A NATO vai realizar exercícios militares no Ártico nos próximos meses, região que a Aliança Atlântica considera de “importância estratégica”, e num contexto de intensificação da cooperação entre a Rússia e a China naquela zona, foi hoje divulgado.
Numa conferência de imprensa em Bruxelas, o presidente do Comité Militar da Aliança Atlântica, o almirante Giuseppe Dragone, afirmou que os chefes do Estado-Maior dos 32 aliados da NATO, que estiveram reunidos na capital belga, discutiram os “desafios de segurança sem precedentes” que a organização enfrenta, incluindo os relacionados com a região ártica.
“Discutimos o Ártico, naturalmente, uma região de importância estratégica para a NATO, onde já temos exercícios militares e atividades de treino planeadas para os próximos meses”, informou Dragone.
O almirante sublinhou que a Aliança se mantém “firme” na salvaguarda da segurança de “mais de mil milhões de pessoas em toda a área euro-atlântica”.
Dragone destacou que a importância do Ártico para a NATO se tornou ainda mais evidente com a adesão recente da Finlândia e da Suécia, dois países com território na região anteriormente neutros.
O líder do Comité Militar, a principal fonte de conselhos militares da Aliança, garantiu que os exercícios não terão lugar na própria Gronelândia, mas sim no conjunto da região ártica, observando que o NORAD - comando conjunto dos Estados Unidos e do Canadá - já está atualmente a realizar operações na zona.
Dragone acrescentou que, caso a NATO seja incumbida de novas missões de vigilância no Ártico, dispõe de “capacidade suficiente” para responder às necessidades, em particular nos domínios marítimo e aéreo.
O almirante informou ainda que a Aliança está a preparar-se para reforçar a sua capacidade de operar em condições climáticas extremas, incluindo através da aquisição de novos quebra-gelos.
O presidente do Comité Militar revelou igualmente que estão em estudo projetos a longo prazo, como a instalação de novos sensores e capacidades de deteção no Ártico.
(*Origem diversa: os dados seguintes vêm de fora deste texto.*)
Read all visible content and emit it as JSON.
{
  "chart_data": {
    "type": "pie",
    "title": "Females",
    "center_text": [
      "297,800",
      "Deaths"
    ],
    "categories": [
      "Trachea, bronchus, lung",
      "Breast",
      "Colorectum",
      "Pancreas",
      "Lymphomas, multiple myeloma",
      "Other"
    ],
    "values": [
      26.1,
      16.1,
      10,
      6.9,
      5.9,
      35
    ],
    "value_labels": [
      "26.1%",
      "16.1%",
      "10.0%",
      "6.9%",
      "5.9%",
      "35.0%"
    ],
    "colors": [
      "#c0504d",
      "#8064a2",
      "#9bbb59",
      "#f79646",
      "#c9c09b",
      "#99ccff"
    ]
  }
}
Questionado sobre o princípio de acordo alcançado na quarta-feira entre o Presidente norte-americano, Donald Trump, e o secretário-geral da NATO, Mark Rutte, envolvendo a Gronelândia, Dragone respondeu que se trata de uma fase “muito inicial” do processo.
“Sabemos que foi estabelecida uma estrutura entre a Gronelândia, a Dinamarca e os Estados Unidos, mas ainda aguardamos instruções”, explicou Dragone, sobre as conversações mantidas na quarta-feira à margem do Fórum de Davos, na Suíça.
O almirante pediu “calma” aos gronelandeses quanto à possibilidade de um conflito entre aliados, referindo que está em curso “um debate político” e que se procura “a melhor solução para todos”.
“Mil milhões de cidadãos em toda a Aliança, incluindo os da Gronelândia, podem contar com o nosso compromisso coletivo com o artigo 5.º, que se mantém inabalável”, assegurou Dragone.
O artigo 5.º da NATO expressa que os países signatários concordam que um ataque armado contra um ou vários desses países será considerado um ataque a todos.
Já hoje, Mark Rutte explicou que a soberania dinamarquesa sobre a Gronelândia não foi discutida na reunião com Donald Trump, mas apenas a necessidade de “proteger esta vasta região do Ártico”, onde a China e a Rússia estão cada vez mais ativas.
Giuseppe Dragone apontou como uma das “mudanças mais preocupantes” o reforço da cooperação entre Moscovo e Pequim na região.
“Estão a ser realizadas patrulhas conjuntas no mar e no ar, incluindo com bombardeiros de longo alcance, e essa atividade conjunta está claramente a aumentar”, alertou o almirante, acrescentando que as alterações climáticas estão a abrir novas rotas marítimas no Ártico, tornando o controlo da região um desafio estratégico crescente.
“A região é muito importante para a NATO e para os países que dependem da dissuasão, porque o degelo está a alterar rapidamente o acesso a esta área”, concluiu Dragone.